Adoção de crianças por homossexuais

Fizemos uma enquete em nosso blog sobre a formação do que chamam de “novos tipos de família” enfocando a opinião dos usuários sobre “Famílias formadas por homossexuais. É bom para a criança?” No período de um mês votaram 97 pessoas. O resultado foi o seguinte:

1. Famílias formadas por homossexuais não são boas para a criança, pois falta referência familiar adequada – 75% dos votos

2. Famílias formadas por homossexuais seriam boas para a criança, pois o que importa é o afeto – 3% dos votos

3. Famílias formadas por homossexuais não são boas para a criança, pois justificativa de afeto é inválida, afinal, em toda relação humana deve ter afeto – 6% dos votos

4. Famílias formadas por homossexuais seriam boas para a criança, pois todos tem direito de ter família – 6% dos votos

5. Famílias formadas por homossexuais não são boas para a criança, pois o possível direito de adultos não deve manipular carências afetivas das crianças para se justificar – 9% dos votos

O resultado da enquete mostra que as campanhas a favor da adoção de crianças por “casais homossexuais” insinuando um novo tipo de família, não é um consenso tão valorizado, disseminado, e incontestável quanto os militantes e a MÍDIA PATROCINADA tenta fazer parecer. Na verdade os votos contrários foram a maioria. Votaram pessoas de todas as partes do mundo embora predomine voto de brasileiros. Para a maioria dos votantes, segundo se pode concluir, não se enfatiza o direito da criança, mas o do pretenso adotante nessas ações de Adoção incomum. Argumentos como partilhar afeto e direito a família não são argumentos válidos, pois tais necessidades podem ser atendidas de outra forma no convívio familiar cristão, sem necessidade de adoção.
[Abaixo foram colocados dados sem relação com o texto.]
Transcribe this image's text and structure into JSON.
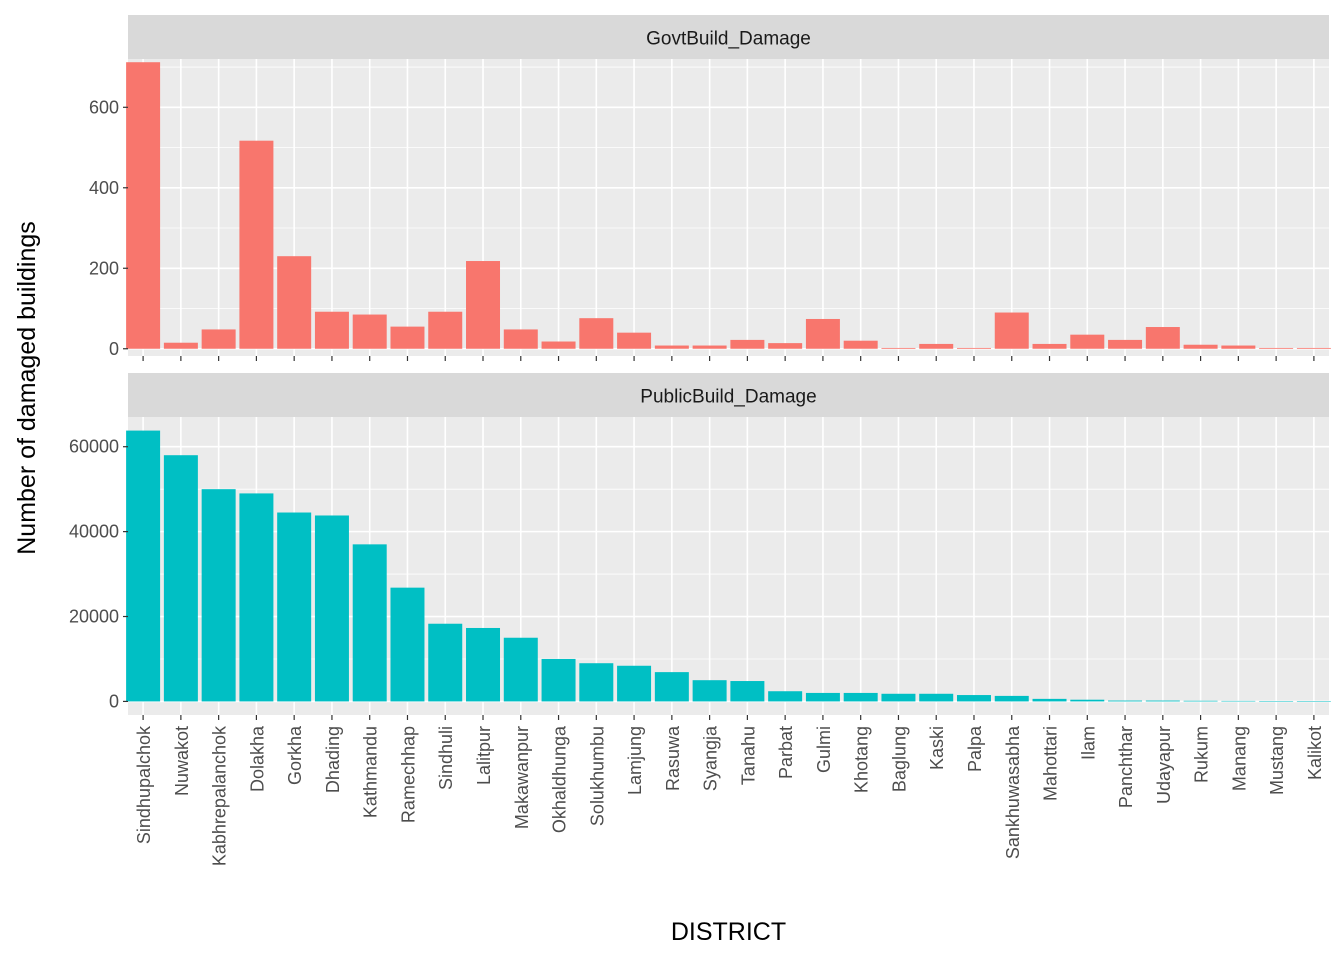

O que vemos é a necessidade de nós, como cristãos, nos prepararmos para receber essas pessoas sem ofensa, e sem infringir seus direitos inerentes a todo cidadão, mas continuarmos firmes e sábios no ensino bíblico que condena o pecado, mas dirige o pecador arrependido ao trono de Deus. É necessário também que mostremos que, ao contrário do que a MIDIA PATROCINADA prega, somos muitos a pensar diferente. Essas 97 pessoas, ou sua maioria, são apenas uma mostra dos milhões de pessoas que tem ética e moral baseadas em valores cristãos e que devem ter sua opinião respeitada e levada em conta sem os espetáculos formados por malabaristas legislativos que fazem leis, não para o bem da Nação, mas para conseguir votos dos incautos.